Instruction-driven history-aware policies for robotic manipulations
This addresses the problem of enabling robots to perform complex manipulation tasks in human environments using simple instructions, representing a strong incremental advance in robotics.
The paper tackles robotic manipulation by proposing a transformer-based approach that integrates natural language instructions, multi-view scene observations, and full history tracking to improve precision and generalization. It scales to 74 diverse tasks on the RLBench benchmark, outperforming state-of-the-art methods and showing excellent generalization to unseen variations.

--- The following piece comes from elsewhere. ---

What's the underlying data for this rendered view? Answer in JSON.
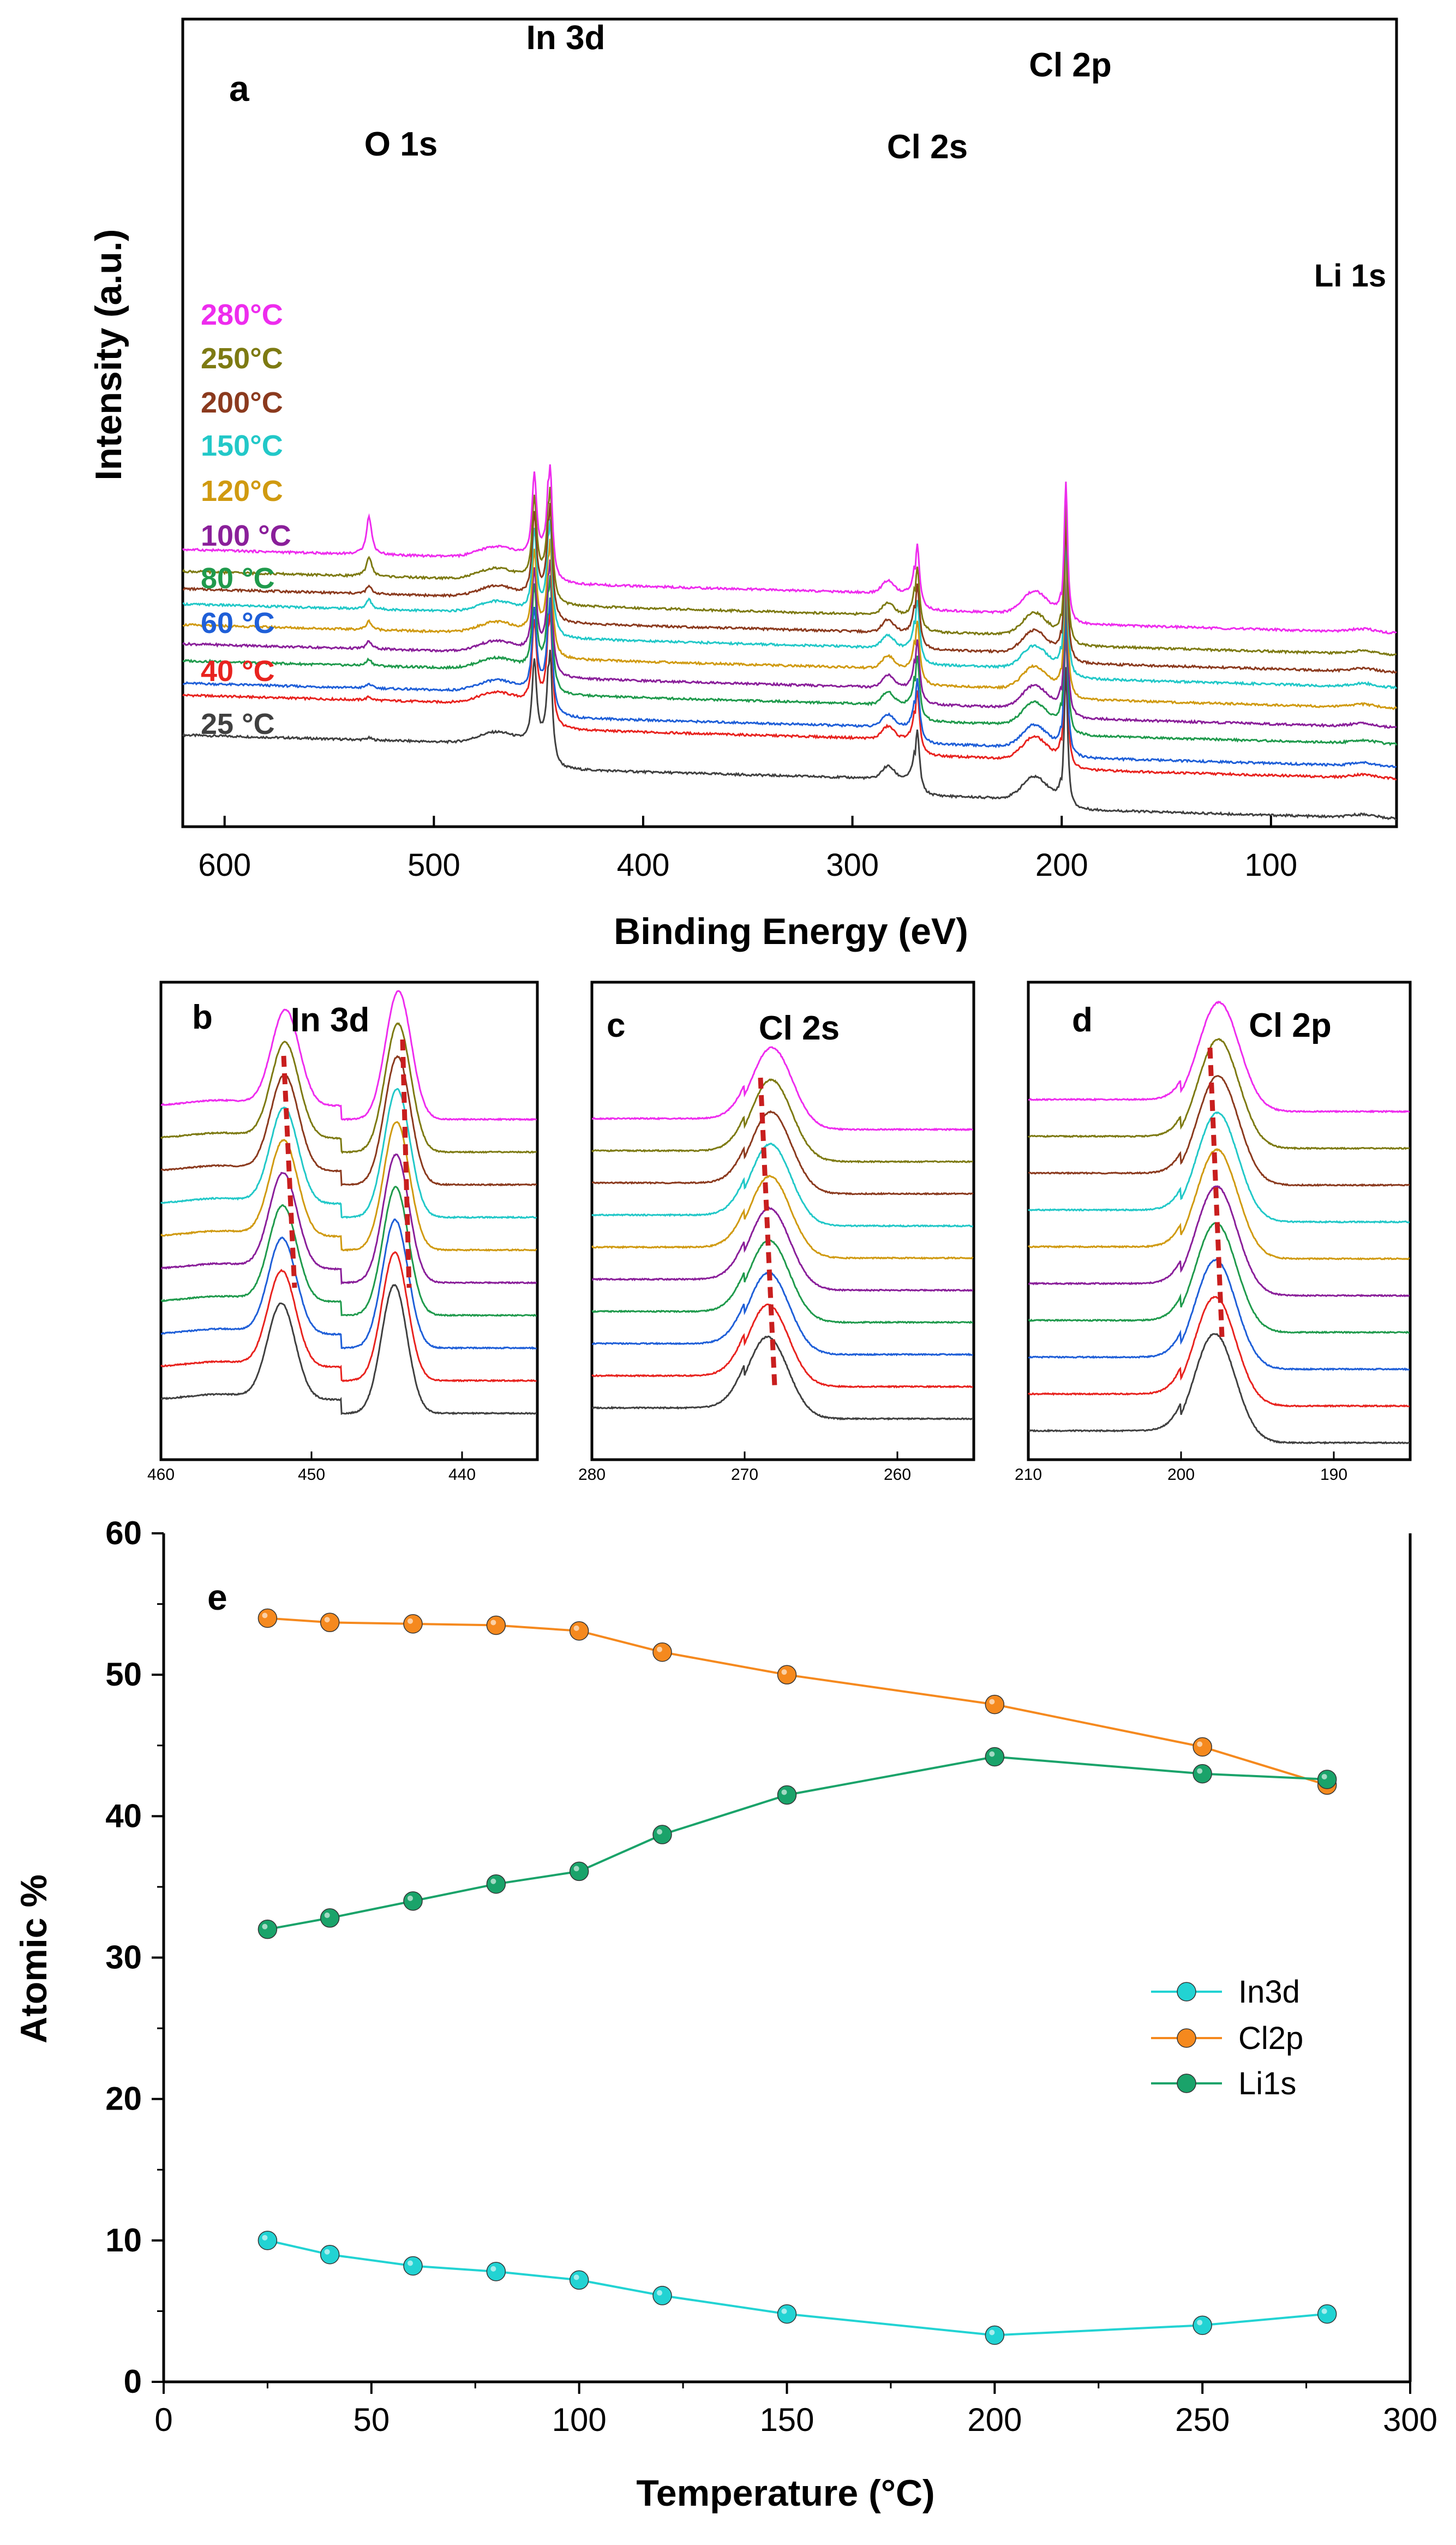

In human environments, robots are expected to accomplish a variety of manipulation tasks given simple natural language instructions. Yet, robotic manipulation is extremely challenging as it requires fine-grained motor control, long-term memory as well as generalization to previously unseen tasks and environments. To address these challenges, we propose a unified transformer-based approach that takes into account multiple inputs. In particular, our transformer architecture integrates (i) natural language instructions and (ii) multi-view scene observations while (iii) keeping track of the full history of observations and actions. Such an approach enables learning dependencies between history and instructions and improves manipulation precision using multiple views. We evaluate our method on the challenging RLBench benchmark and on a real-world robot. Notably, our approach scales to 74 diverse RLBench tasks and outperforms the state of the art. We also address instruction-conditioned tasks and demonstrate excellent generalization to previously unseen variations.